Now the thing to keep in mind is - if you run this in the editor, GazeTrackingStateChanged gets called a few times and that’s it. When you run this on HoloLens 2, GazeTrackingStateChanged gets really hammered with events. It seems like the eye tracker is firing this event all the time. That’s why the only thing we do is put the value in a field, and let the service’s Update loop handle the logic.

Interpreting values and handling timeouts

In the Update loop, we first check the state value. I have seen that “3” means “eye tracking detected”. I also have seen value “0” when I took off the device, so I have chosen to interpret “3” as “user present” and anything else as “not present”

public override void Update()
{
    var newState = gazeStateResult == 3;

First step: if the detected new state is the same as the current state, remember that last requested state, and exit the method

    if (newState == IsUserPresent)
    {
        lastRequestedState = newState;
        return;
    }

Second step: if there is, however, a new state, the method runs to the second if. If the lastRequestedState does not match the newState yet, that means a state change has taken place. This is registering noting the time the state change has taken place.

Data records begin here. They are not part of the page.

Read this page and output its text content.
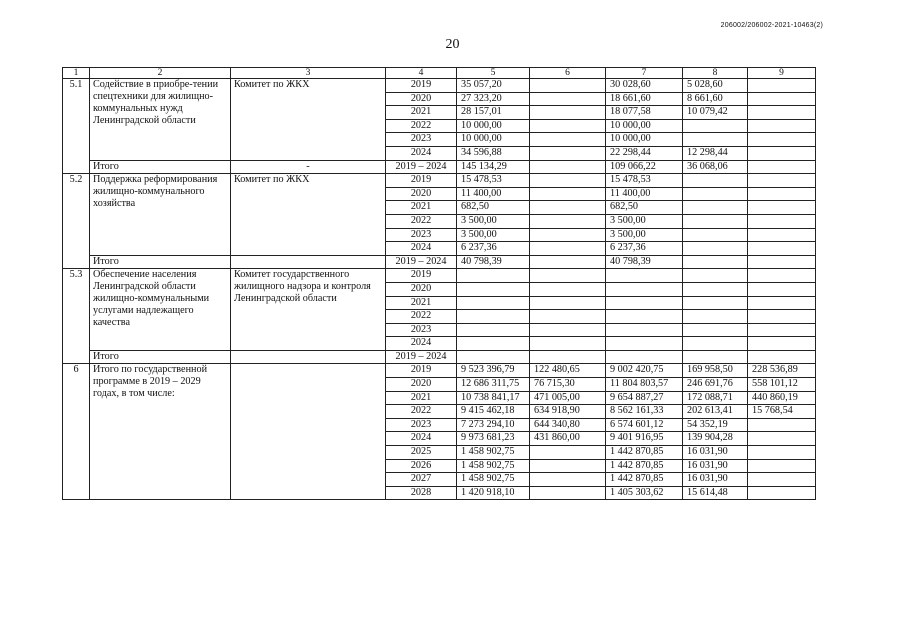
206002/206002-2021-10463(2)
20
1	2	3	4	5	6	7	8	9
5.1	Содействие в приобре-тении спецтехники для жилищно-коммунальных нужд Ленинградской области	Комитет по ЖКХ	2019	35 057,20		30 028,60	5 028,60	
			2020	27 323,20		18 661,60	8 661,60	
			2021	28 157,01		18 077,58	10 079,42	
			2022	10 000,00		10 000,00		
			2023	10 000,00		10 000,00		
			2024	34 596,88		22 298,44	12 298,44	
	Итого	-	2019 – 2024	145 134,29		109 066,22	36 068,06	
5.2	Поддержка реформирования жилищно-коммунального хозяйства	Комитет по ЖКХ	2019	15 478,53		15 478,53		
			2020	11 400,00		11 400,00		
			2021	682,50		682,50		
			2022	3 500,00		3 500,00		
			2023	3 500,00		3 500,00		
			2024	6 237,36		6 237,36		
	Итого		2019 – 2024	40 798,39		40 798,39		
5.3	Обеспечение населения Ленинградской области жилищно-коммунальными услугами надлежащего качества	Комитет государственного жилищного надзора и контроля Ленинградской области	2019					
			2020					
			2021					
			2022					
			2023					
			2024					
	Итого		2019 – 2024					
6	Итого по государственной программе в 2019 – 2029 годах, в том числе:		2019	9 523 396,79	122 480,65	9 002 420,75	169 958,50	228 536,89
			2020	12 686 311,75	76 715,30	11 804 803,57	246 691,76	558 101,12
			2021	10 738 841,17	471 005,00	9 654 887,27	172 088,71	440 860,19
			2022	9 415 462,18	634 918,90	8 562 161,33	202 613,41	15 768,54
			2023	7 273 294,10	644 340,80	6 574 601,12	54 352,19	
			2024	9 973 681,23	431 860,00	9 401 916,95	139 904,28	
			2025	1 458 902,75		1 442 870,85	16 031,90	
			2026	1 458 902,75		1 442 870,85	16 031,90	
			2027	1 458 902,75		1 442 870,85	16 031,90	
			2028	1 420 918,10		1 405 303,62	15 614,48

    if( newState != lastRequestedState)
    {
        lastRequestedState = newState;
        lastStateChangeTime = Time.time;
    }

So. The first if doesn’t do anything anymore, as newState and IsUserPresent are not equal. But newState and lastRequestedState are equal, so lastStateChangeTime stays fixed. Now the clock starts ticking in the last part start:

    if( Time.time - lastStateChangeTime > (lastRequestedState ? 
         profile.UserPresentWaitTime : profile.UserAwayWaitTime))
    {
        IsUserPresent = lastRequestedState;
        UserPresenceChanged.Invoke(IsUserPresent);
    }
}

If the user does not do anything that makes the state flip again (at which point the first if kicks in again and ‘stops the clock’), IsUserPresent is set and and the event is called. The time to wait before the event indicating state change is determined by whether the presence changes from true to false, or the other way around. It’s not really rocket science.

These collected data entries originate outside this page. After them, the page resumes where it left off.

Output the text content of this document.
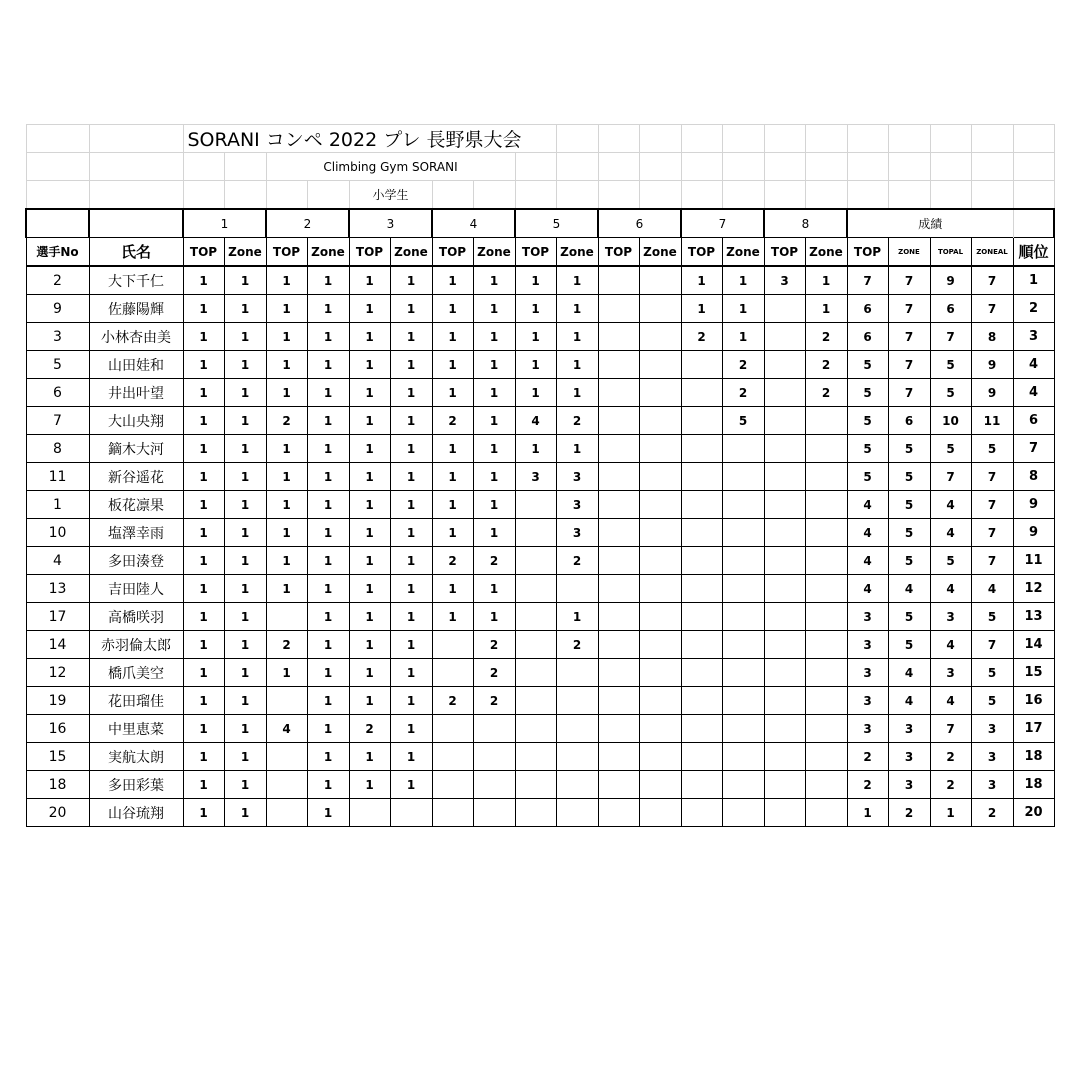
		SORANI コンペ 2022 プレ 長野県大会																				
				Climbing Gym SORANI																		
						小学生																
		1		2		3		4		5		6		7		8		成績				
選手No	氏名	TOP	Zone	TOP	Zone	TOP	Zone	TOP	Zone	TOP	Zone	TOP	Zone	TOP	Zone	TOP	Zone	TOP	ZONE	TOPAL	ZONEAL	順位
2	大下千仁	1	1	1	1	1	1	1	1	1	1			1	1	3	1	7	7	9	7	1
9	佐藤陽輝	1	1	1	1	1	1	1	1	1	1			1	1		1	6	7	6	7	2
3	小林杏由美	1	1	1	1	1	1	1	1	1	1			2	1		2	6	7	7	8	3
5	山田娃和	1	1	1	1	1	1	1	1	1	1				2		2	5	7	5	9	4
6	井出叶望	1	1	1	1	1	1	1	1	1	1				2		2	5	7	5	9	4
7	大山央翔	1	1	2	1	1	1	2	1	4	2				5			5	6	10	11	6
8	鏑木大河	1	1	1	1	1	1	1	1	1	1							5	5	5	5	7
11	新谷遥花	1	1	1	1	1	1	1	1	3	3							5	5	7	7	8
1	板花凛果	1	1	1	1	1	1	1	1		3							4	5	4	7	9
10	塩澤幸雨	1	1	1	1	1	1	1	1		3							4	5	4	7	9
4	多田湊登	1	1	1	1	1	1	2	2		2							4	5	5	7	11
13	吉田陸人	1	1	1	1	1	1	1	1									4	4	4	4	12
17	高橋咲羽	1	1		1	1	1	1	1		1							3	5	3	5	13
14	赤羽倫太郎	1	1	2	1	1	1		2		2							3	5	4	7	14
12	橋爪美空	1	1	1	1	1	1		2									3	4	3	5	15
19	花田瑠佳	1	1		1	1	1	2	2									3	4	4	5	16
16	中里恵菜	1	1	4	1	2	1											3	3	7	3	17
15	実航太朗	1	1		1	1	1											2	3	2	3	18
18	多田彩葉	1	1		1	1	1											2	3	2	3	18
20	山谷琉翔	1	1		1													1	2	1	2	20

Some demo code to go with it

I have added a demo scene with a simple behaviour UserPresenceDisplayer that shows how you might use this. The interesting parts are this:

public class UserPresenceDisplayer : MonoBehaviour
{
    private async Task Start()
    {
        audioSource = GetComponent<AudioSource>();
        await ServiceManager.WaitUntilInitializedAsync();
        userPresenceService = 
           ServiceManager.Instance.GetService<IUserPresenceService>();
        userPresenceService.UserPresenceChanged.AddListener(OnUserPresenceChanged);
    }

    private void OnUserPresenceChanged(bool currentPresence)
    {
        displayText.text = $"User is {(currentPresence ? "present" : "away")}";
        audioSource.PlayOneShot(currentPresence ? userPresentClip : userAwayClip);
    }
}

It waits for the Service Manager to be ready, then gets a reference to the service. When events are received, it shows an appropriate message on a floating text, plays a high note when the user presence changes from away to present, and a low note when it changes from present to away.

Concluding words

I have found it is best to set a slightly longer wait time (3-5 seconds) before firing the “user away” event before pausing whatever you want to pause, as false positives can be really annoying to the user. However, if the user returns, you want your app’s functionality back up to speed ASAP, so that is usually a shorter time. However, I can also imagine scenarios where a quick “user away” event is necessary, for instance when an app is used to monitor an exam or something. You can simply make multiple profiles for that without needing to change any code. That’s the beauty of the Service Framework.

Note: so far, this has been tested on HoloLens 2 only. For that, it will require the Eye Gaze Interaction profile being set in the OpenXR Eye Tracking interaction profiles.

And it will, obviously, only work with devices that actually support eye tracking. I will conduct experiments with Magic Leap 2 soon.

Fully working demo, as always, on GitHub.